【UiBot教程】【JS爬虫插件】基于浏览器RunJS,封装一个js数据抽取插件,简化抽取步骤

说明:

该插件是一个纯js脚本,通过WebBrowser.RunJS注入到浏览器页面。通过脚本创建爬虫对象,然后支持对象,事件,json,element,node,正则,字符串的链式抽取。该js可以直接在浏览器控制台运行。

 

2020.3.4更新:

1、增加ForEach方法。支持自定义方便多值结构抽取。

2、增加more方法。支持跨级同级多节点抽取。

 

接口说明:

/*
js爬虫封装方法,通过runjs注入脚本,执行获取结果
1、当前只做了chrome兼容
2、chrome如果开启了跨域,表达式中出现iframe则自动跨域
3、支持xpath,css-selector,jsonpath链式抽取
4、支持字符串结果链式处理

# 创建爬虫对象,可以传入抽取的element对象。默认document.body对象
# ele:对象数组
new crawler(ele);

# xpath抽取,只支持document下抽取。即时后置的链式抽取,也是从document下抽取的
# query:xpath表达式【必填】
$x(query)

# css-selector抽取。支持html的属性,方法,事件抽取,支持链式多次列表模板抽取。
# query:css-selector表达式【必填】。param:属性,方法,事件
$(query, param)

# json格式数据抽取。
# query:jsonPath表达式【必填】。param:PATH(json路径)、VALUE(取值)。默认提取值
$j(query, param)

# 字符串正则过滤。通过过滤条件排除或保留一些数据。
# query:正则表达式或字符串【必填】
filter(query)

# 字符串正则提取。
# query:正则表达式或字符串【必填】。index:数字或数字数组,抽取结果根据下标过滤
regex(query, index)

# 字符串替换。
# substr:被替换的字符串,正则表达式或字符串【必填】。replacement:替换后的字符串
replace(substr, replacement)

# 字符串拆分
# query:正则表达式或字符串【必填】
split(query)

# 链式字符串格式抽取,就是将链式字符串转为执行表达式
# expression:抽取表达式【必填】
mix(expression)

# 对外暴露抽取结果处理。参考Array.forEach,对应遍历Crawler的ele结果
# func:javascript方法
forEach(func)

# 用于同级多结果抽取,返回对象数组,或者二位数组
# exps:数组或json。value为Crawler的表达式
# types:字符串(mix|xpath|css|json|regex|replace|split|filter)
more(exps,types)

# 获取抽取结果。将ele对象转为可视化数据
get()

# 根据元素获取xpath或者css-selector就近唯一表达式
# elm:要定位的元素【必填】。xp:xpath(true),css-selector(false)
getSelector(elm, xp)

# 根据元素获取xpath或者css-selector完整链路表达式
# elm:要定位的元素【必填】。xp:xpath(true),css-selector(false)
getFullSelector(elm, xp)
*/
/*
js爬虫封装方法,通过runjs注入脚本,执行获取结果
1、当前只做了chrome兼容
2、chrome如果开启了跨域,表达式中出现iframe则自动跨域
3、支持xpath,css-selector,jsonpath链式抽取
4、支持字符串结果链式处理

# 创建爬虫对象,可以传入抽取的element对象。默认document.body对象
# ele:对象数组
new crawler(ele);

# xpath抽取,只支持document下抽取。即时后置的链式抽取,也是从document下抽取的
# query:xpath表达式【必填】
$x(query)

# css-selector抽取。支持html的属性,方法,事件抽取,支持链式多次列表模板抽取。
# query:css-selector表达式【必填】。param:属性,方法,事件
$(query, param)

# json格式数据抽取。
# query:jsonPath表达式【必填】。param:PATH(json路径)、VALUE(取值)。默认提取值
$j(query, param)

# 字符串正则过滤。
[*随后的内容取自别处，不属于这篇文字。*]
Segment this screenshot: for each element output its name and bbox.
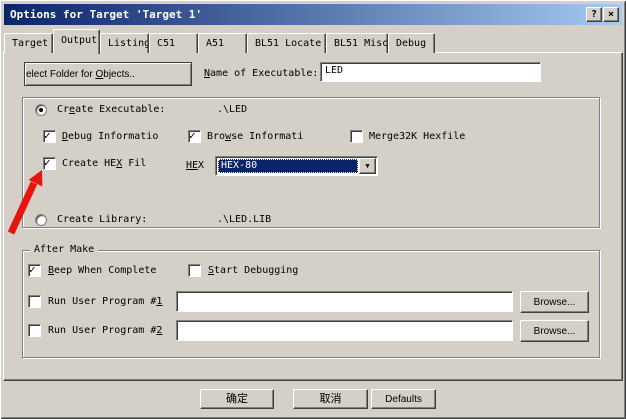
beep-when-complete-label[interactable]: Beep When Complete bbox=[48, 264, 156, 277]
tab-bl51-locate[interactable]: BL51 Locate bbox=[247, 33, 326, 53]
tab-listing[interactable]: Listing bbox=[100, 33, 149, 53]
start-debugging-label[interactable]: Start Debugging bbox=[208, 264, 298, 277]
browse-1-button[interactable]: Browse... bbox=[520, 291, 589, 313]
browse-information-checkbox[interactable]: ✓ bbox=[188, 130, 201, 143]
defaults-button[interactable]: Defaults bbox=[371, 389, 436, 409]
tab-strip: Target Output Listing C51 A51 BL51 Locat… bbox=[4, 28, 435, 53]
debug-information-checkbox[interactable]: ✓ bbox=[43, 130, 56, 143]
close-icon: × bbox=[608, 9, 614, 20]
name-of-executable-label: Name of Executable: bbox=[204, 67, 318, 80]
create-executable-radio[interactable] bbox=[35, 104, 47, 116]
hex-format-dropdown[interactable]: HEX-80 ▼ bbox=[215, 156, 378, 176]
check-icon: ✓ bbox=[44, 129, 51, 142]
run-user-program-2-label[interactable]: Run User Program #2 bbox=[48, 324, 162, 337]
run-user-program-2-checkbox[interactable]: ✓ bbox=[28, 324, 41, 337]
name-of-executable-input[interactable]: LED bbox=[320, 62, 541, 82]
hex-format-label: HEX bbox=[186, 159, 204, 172]
run-user-program-1-input[interactable] bbox=[176, 291, 513, 312]
start-debugging-checkbox[interactable]: ✓ bbox=[188, 264, 201, 277]
red-arrow-annotation bbox=[2, 163, 57, 241]
after-make-group-title: After Make bbox=[30, 243, 98, 256]
create-executable-path: .\LED bbox=[217, 103, 247, 116]
help-button[interactable]: ? bbox=[586, 7, 602, 22]
create-hex-file-label[interactable]: Create HEX Fil bbox=[62, 157, 146, 170]
dropdown-arrow-button[interactable]: ▼ bbox=[359, 158, 376, 174]
ok-button[interactable]: 确定 bbox=[200, 389, 274, 409]
tab-target[interactable]: Target bbox=[4, 33, 53, 53]
create-library-path: .\LED.LIB bbox=[217, 213, 271, 226]
run-user-program-1-checkbox[interactable]: ✓ bbox=[28, 295, 41, 308]
browse-2-button[interactable]: Browse... bbox=[520, 320, 589, 342]
close-button[interactable]: × bbox=[603, 7, 619, 22]
dialog-title: Options for Target 'Target 1' bbox=[10, 8, 202, 21]
tab-a51[interactable]: A51 bbox=[198, 33, 247, 53]
tab-debug[interactable]: Debug bbox=[388, 33, 435, 53]
chevron-down-icon: ▼ bbox=[365, 162, 369, 170]
merge32k-hexfile-checkbox[interactable]: ✓ bbox=[350, 130, 363, 143]
cancel-button[interactable]: 取消 bbox=[293, 389, 368, 409]
beep-when-complete-checkbox[interactable]: ✓ bbox=[28, 264, 41, 277]
title-bar: Options for Target 'Target 1' ? × bbox=[4, 4, 622, 25]
tab-output[interactable]: Output bbox=[53, 29, 100, 54]
debug-information-label[interactable]: Debug Informatio bbox=[62, 130, 158, 143]
select-folder-for-objects-button[interactable]: elect Folder for Objects.. bbox=[24, 62, 192, 86]
help-icon: ? bbox=[591, 9, 597, 20]
create-executable-label[interactable]: Create Executable: bbox=[57, 103, 165, 116]
hex-format-selected-value: HEX-80 bbox=[218, 159, 358, 173]
create-library-label[interactable]: Create Library: bbox=[57, 213, 147, 226]
run-user-program-2-input[interactable] bbox=[176, 320, 513, 341]
tab-c51[interactable]: C51 bbox=[149, 33, 198, 53]
tab-bl51-misc[interactable]: BL51 Misc bbox=[326, 33, 388, 53]
merge32k-hexfile-label[interactable]: Merge32K Hexfile bbox=[369, 130, 465, 143]
browse-information-label[interactable]: Browse Informati bbox=[207, 130, 303, 143]
check-icon: ✓ bbox=[29, 263, 36, 276]
options-for-target-dialog: Options for Target 'Target 1' ? × Target… bbox=[0, 0, 626, 419]
run-user-program-1-label[interactable]: Run User Program #1 bbox=[48, 295, 162, 308]
check-icon: ✓ bbox=[189, 129, 196, 142]
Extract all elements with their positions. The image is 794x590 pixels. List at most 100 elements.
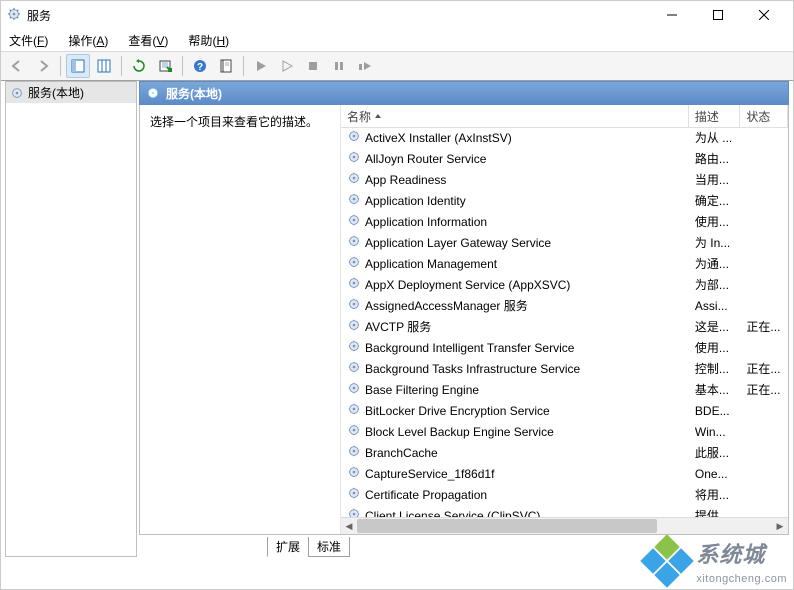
service-desc: 确定... — [689, 192, 741, 209]
table-row[interactable]: Block Level Backup Engine ServiceWin... — [341, 421, 788, 442]
console-tree: 服务(本地) — [5, 81, 137, 557]
tree-item-label: 服务(本地) — [28, 84, 84, 101]
toolbar-stop[interactable] — [301, 54, 325, 78]
body: 服务(本地) 服务(本地) 选择一个项目来查看它的描述。 名称 描述 状态 — [1, 79, 793, 559]
service-icon — [347, 213, 361, 230]
toolbar-properties[interactable] — [214, 54, 238, 78]
service-desc: 这是... — [689, 318, 741, 335]
service-desc: 基本... — [689, 381, 741, 398]
toolbar-pause[interactable] — [327, 54, 351, 78]
minimize-button[interactable] — [649, 1, 695, 29]
toolbar-forward[interactable] — [31, 54, 55, 78]
service-name: Application Information — [365, 215, 487, 229]
list-header: 名称 描述 状态 — [341, 105, 788, 128]
services-app-icon — [7, 7, 21, 24]
service-name: Application Identity — [365, 194, 466, 208]
table-row[interactable]: Background Intelligent Transfer Service 使… — [341, 337, 788, 358]
service-icon — [347, 360, 361, 377]
service-name: AVCTP 服务 — [365, 318, 431, 335]
table-row[interactable]: AllJoyn Router Service路由... — [341, 148, 788, 169]
service-icon — [347, 402, 361, 419]
service-icon — [347, 255, 361, 272]
content: 选择一个项目来查看它的描述。 名称 描述 状态 ActiveX Installe… — [139, 105, 789, 535]
table-row[interactable]: BranchCache此服... — [341, 442, 788, 463]
service-desc: 控制... — [689, 360, 741, 377]
table-row[interactable]: Application Layer Gateway Service为 In... — [341, 232, 788, 253]
details-prompt: 选择一个项目来查看它的描述。 — [150, 113, 330, 130]
toolbar-start[interactable] — [249, 54, 273, 78]
toolbar-export[interactable] — [153, 54, 177, 78]
service-desc: 使用... — [689, 339, 741, 356]
table-row[interactable]: BitLocker Drive Encryption ServiceBDE... — [341, 400, 788, 421]
table-row[interactable]: ActiveX Installer (AxInstSV) 为从 ... — [341, 127, 788, 148]
service-icon — [347, 381, 361, 398]
category-title: 服务(本地) — [166, 85, 222, 102]
toolbar-refresh[interactable] — [127, 54, 151, 78]
toolbar-separator — [182, 56, 183, 76]
service-desc: 为从 ... — [689, 129, 741, 146]
horizontal-scrollbar[interactable]: ◀ ▶ — [341, 517, 788, 534]
column-header-desc[interactable]: 描述 — [689, 105, 741, 127]
table-row[interactable]: CaptureService_1f86d1fOne... — [341, 463, 788, 484]
service-icon — [347, 339, 361, 356]
menu-action[interactable]: 操作(A) — [64, 32, 112, 49]
service-name: BranchCache — [365, 446, 438, 460]
tab-extended[interactable]: 扩展 — [267, 537, 309, 557]
service-name: Background Intelligent Transfer Service — [365, 341, 574, 355]
menu-view[interactable]: 查看(V) — [124, 32, 172, 49]
service-icon — [347, 423, 361, 440]
tab-standard[interactable]: 标准 — [308, 537, 350, 557]
watermark-url: xitongcheng.com — [696, 573, 787, 585]
service-name: Application Management — [365, 257, 497, 271]
toolbar: ? — [1, 51, 793, 81]
toolbar-tree-toggle[interactable] — [66, 54, 90, 78]
services-window: 服务 文件(F) 操作(A) 查看(V) 帮助(H) ? — [0, 0, 794, 590]
service-desc: Assi... — [689, 299, 741, 313]
service-desc: 路由... — [689, 150, 741, 167]
service-desc: 为 In... — [689, 234, 741, 251]
toolbar-resume[interactable] — [275, 54, 299, 78]
service-name: Certificate Propagation — [365, 488, 487, 502]
maximize-button[interactable] — [695, 1, 741, 29]
service-icon — [347, 234, 361, 251]
tree-item-services-local[interactable]: 服务(本地) — [6, 82, 136, 103]
table-row[interactable]: Background Tasks Infrastructure Service控… — [341, 358, 788, 379]
close-button[interactable] — [741, 1, 787, 29]
service-status: 正在... — [740, 318, 788, 335]
service-name: BitLocker Drive Encryption Service — [365, 404, 550, 418]
table-row[interactable]: Certificate Propagation将用... — [341, 484, 788, 505]
table-row[interactable]: App Readiness当用... — [341, 169, 788, 190]
menu-help[interactable]: 帮助(H) — [184, 32, 233, 49]
menu-bar: 文件(F) 操作(A) 查看(V) 帮助(H) — [1, 29, 793, 51]
service-icon — [347, 486, 361, 503]
service-desc: 使用... — [689, 213, 741, 230]
toolbar-columns[interactable] — [92, 54, 116, 78]
service-desc: 为部... — [689, 276, 741, 293]
column-header-name[interactable]: 名称 — [341, 105, 689, 127]
titlebar: 服务 — [1, 1, 793, 29]
table-row[interactable]: AppX Deployment Service (AppXSVC)为部... — [341, 274, 788, 295]
column-header-status[interactable]: 状态 — [740, 105, 788, 127]
table-row[interactable]: AssignedAccessManager 服务Assi... — [341, 295, 788, 316]
toolbar-back[interactable] — [5, 54, 29, 78]
table-row[interactable]: Application Information 使用... — [341, 211, 788, 232]
service-name: App Readiness — [365, 173, 446, 187]
services-list: 名称 描述 状态 ActiveX Installer (AxInstSV) 为从 … — [340, 105, 788, 534]
scroll-left-arrow[interactable]: ◀ — [341, 518, 357, 534]
service-status: 正在... — [740, 360, 788, 377]
scroll-thumb[interactable] — [357, 519, 657, 533]
table-row[interactable]: Application Identity 确定... — [341, 190, 788, 211]
menu-file[interactable]: 文件(F) — [5, 32, 52, 49]
table-row[interactable]: Application Management为通... — [341, 253, 788, 274]
toolbar-help[interactable]: ? — [188, 54, 212, 78]
list-body: ActiveX Installer (AxInstSV) 为从 ... AllJoy… — [341, 127, 788, 518]
service-name: ActiveX Installer (AxInstSV) — [365, 131, 512, 145]
service-icon — [347, 129, 361, 146]
toolbar-restart[interactable] — [353, 54, 377, 78]
scroll-right-arrow[interactable]: ▶ — [772, 518, 788, 534]
table-row[interactable]: Base Filtering Engine基本...正在... — [341, 379, 788, 400]
service-name: Base Filtering Engine — [365, 383, 479, 397]
table-row[interactable]: AVCTP 服务 这是...正在... — [341, 316, 788, 337]
details-pane: 选择一个项目来查看它的描述。 — [140, 105, 340, 534]
service-icon — [347, 444, 361, 461]
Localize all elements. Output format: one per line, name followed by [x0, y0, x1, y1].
通过过滤条件排除或保留一些数据。
# query:正则表达式或字符串【必填】
filter(query)

# 字符串正则提取。
# query:正则表达式或字符串【必填】。index:数字或数字数组,抽取结果根据下标过滤
regex(query, index)

# 字符串替换。
# substr:被替换的字符串,正则表达式或字符串【必填】。replacement:替换后的字符串
replace(substr, replacement)

# 字符串拆分
# query:正则表达式或字符串【必填】
split(query)

# 链式字符串格式抽取,就是将链式字符串转为执行表达式
# expression:抽取表达式【必填】
mix(expression)

# 对外暴露抽取结果处理。参考Array.forEach,对应遍历Crawler的ele结果
# func:javascript方法
forEach(func)

# 用于同级多结果抽取,返回对象数组,或者二位数组
# exps:数组或json。value为Crawler的表达式
# types:字符串(mix|xpath|css|json|regex|replace|split|filter)
more(exps,types)

# 获取抽取结果。将ele对象转为可视化数据
get()

# 根据元素获取xpath或者css-selector就近唯一表达式
# elm:要定位的元素【必填】。xp:xpath(true),css-selector(false)
getSelector(elm, xp)

# 根据元素获取xpath或者css-selector完整链路表达式
# elm:要定位的元素【必填】。xp:xpath(true),css-selector(false)
getFullSelector(elm, xp)
*/

 

插件使用:

需要依赖Chrome浏览器,将附件task导入工程,源码界面导入即可。

Import spider

 

Demo1:

Import spider
dim hWeb = ""
hWeb = WebBrowser.Create("chrome","https://forum.uibot.com.cn/",10000,{"bContinueOnError":false,"iDelayAfter":300,"iDelayBefore":200,"sBrowserPath":"","sStartArgs":""})
data = spider.xpath(hWeb,"//div[@class='media-body']//a/text()")
TracePrint(data)
data = spider.xpath(hWeb,"//div[@class='media-body']//a/@href")
TracePrint(data)
data = spider.css(hWeb,"div.media-body>div>a","innerText")
TracePrint(data)
data = spider.css(hWeb,"div.media-body>div>a","href")
TracePrint(data)
data = spider.mix(hWeb,'''$(".card-body li .media-body").more(["//a[1]/text()","//a[1]/@href","//div[1]/span[1]/text()","//div[1]/span[2]/text()"],"xpath")''')
TracePrint(data)
data = spider.mix(hWeb,'''$(".card-body li .media-body").more({"标题":"//a[1]/text()","地址":"//a[1]/@href","作者":"//div[1]/span[1]/text()","时间":"//div[1]/span[2]/text()"},"xpath")''')
TracePrint(data)

Demo2:

dim hWeb = ""
hWeb = WebBrowser.Create("chrome","http://9pk.5566rs.com/",3600000,{"bContinueOnError":false,"iDelayAfter":300,"iDelayBefore":200,"sBrowserPath":"","sStartArgs":""})
// hWeb = WebBrowser.BindBrowser("chrome",10000,{"bContinueOnError":false,"iDelayAfter":300,"iDelayBefore":200})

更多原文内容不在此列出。